Aresearch team led by Professor Dina Katabi at MIT present a system called Chronos that enables a single WiFi access point to locate users to within tens of centimeters, without any external sensors.
A new wireless technology developed by MIT researchers could mean safer drones, smarter homes, and password-free WiFi. The team developed a system that enables a single WiFi access point to locate users to within tens of centimeters, without any external sensors. They demonstrated the system in an apartment and a cafe, while also showing off a drone that maintains a safe distance from its user with a margin of error of about 4 centimeters.
Experiments conducted in a two-bedroom apartment with four occupants show that Chronos can correctly identify which room a resident is in 94 percent of the time. For the cafe demo, the system was 97 percent accurate in distinguishing in-store customers from out-of-store intruders - meaning it could be used by small businesses to prevent non-customers from stealing their WiFi. (32 percent of Americans have copped to this cyber-crime.)

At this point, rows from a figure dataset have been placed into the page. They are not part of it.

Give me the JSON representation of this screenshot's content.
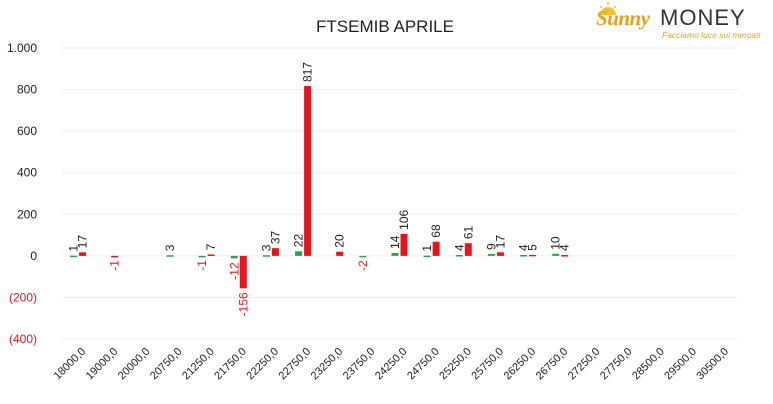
{
  "logo": {
    "brand_part1": "Sunny",
    "brand_part2": "MONEY",
    "tagline": "Facciamo luce sui mercati",
    "colors": {
      "sunny": "#e8a21a",
      "money": "#333333"
    }
  },
  "chart_data": {
    "type": "bar",
    "title": "FTSEMIB APRILE",
    "xlabel": "",
    "ylabel": "",
    "ylim": [
      -400,
      1000
    ],
    "yticks": [
      1000,
      800,
      600,
      400,
      200,
      0,
      -200,
      -400
    ],
    "ytick_labels": [
      "1.000",
      "800",
      "600",
      "400",
      "200",
      "0",
      "(200)",
      "(400)"
    ],
    "grid": true,
    "categories": [
      "18000,0",
      "19000,0",
      "20000,0",
      "20750,0",
      "21250,0",
      "21750,0",
      "22250,0",
      "22750,0",
      "23250,0",
      "23750,0",
      "24250,0",
      "24750,0",
      "25250,0",
      "25750,0",
      "26250,0",
      "26750,0",
      "27250,0",
      "27750,0",
      "28500,0",
      "29500,0",
      "30500,0"
    ],
    "series": [
      {
        "color": "#2aa152",
        "values": [
          1,
          null,
          null,
          3,
          -1,
          -12,
          3,
          22,
          null,
          -2,
          14,
          1,
          4,
          9,
          4,
          10,
          null,
          null,
          null,
          null,
          null
        ]
      },
      {
        "color": "#e8141c",
        "values": [
          17,
          -1,
          null,
          null,
          7,
          -156,
          37,
          817,
          20,
          null,
          106,
          68,
          61,
          17,
          5,
          4,
          null,
          null,
          null,
          null,
          null
        ]
      }
    ],
    "colors": {
      "positive_label": "#222222",
      "negative": "#e8141c",
      "grid": "#eeeeee"
    }
  }
}
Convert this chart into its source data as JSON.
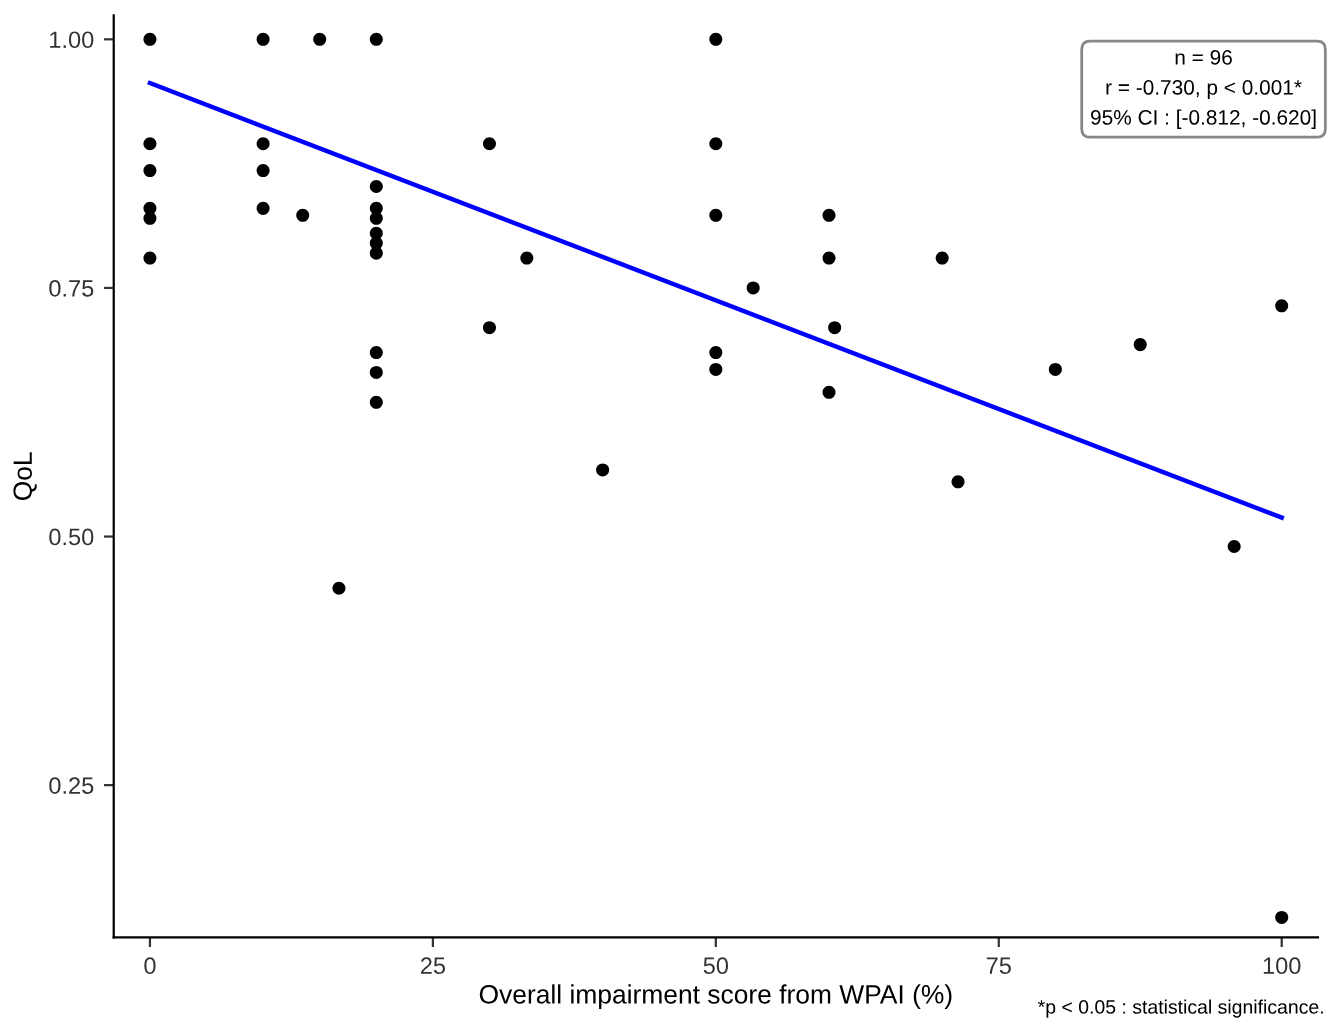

Chronos locates users by calculating the “time-of-flight” that it takes for data to travel from the user to an access point. The system is 20 times more accurate than existing systems, computing time-of-flight with an average error of 0.47 nanoseconds, or half than one-billionth of a second.
Existing localization methods have required four or five WiFi access points. This is because today’s WiFi devices don’t have wide enough bandwidth to measure time-of-flight, and so researchers have only been able to determine someone’s position by triangulating multiple angles relative to the person.
What Chronos adds is the ability to calculate not just the angle, but the actual distance from a user to an access point, as determined by multiplying the time-of-flight by the speed of light.
Wi-Fi lets you hop on different frequency channels, the team programmed the system to jump from channel to channel, gathering many different measurements of the distance between access points and the user. Chronos then automatically “stitches” together these measurements to determine the distance.
Chronos technogoy rapidly hop across these channels that span almost one gigahertz of bandwidth, Chronos can measure time-of-flight with sub-nanosecond accuracy, emulating with commercial WiFi what has previously needed an expensive hardware.
The success of Chronos suggests that WiFi-based positioning could help for other situations where there are limited or inaccessible sensors, like finding lost devices or controlling large fleets of drones.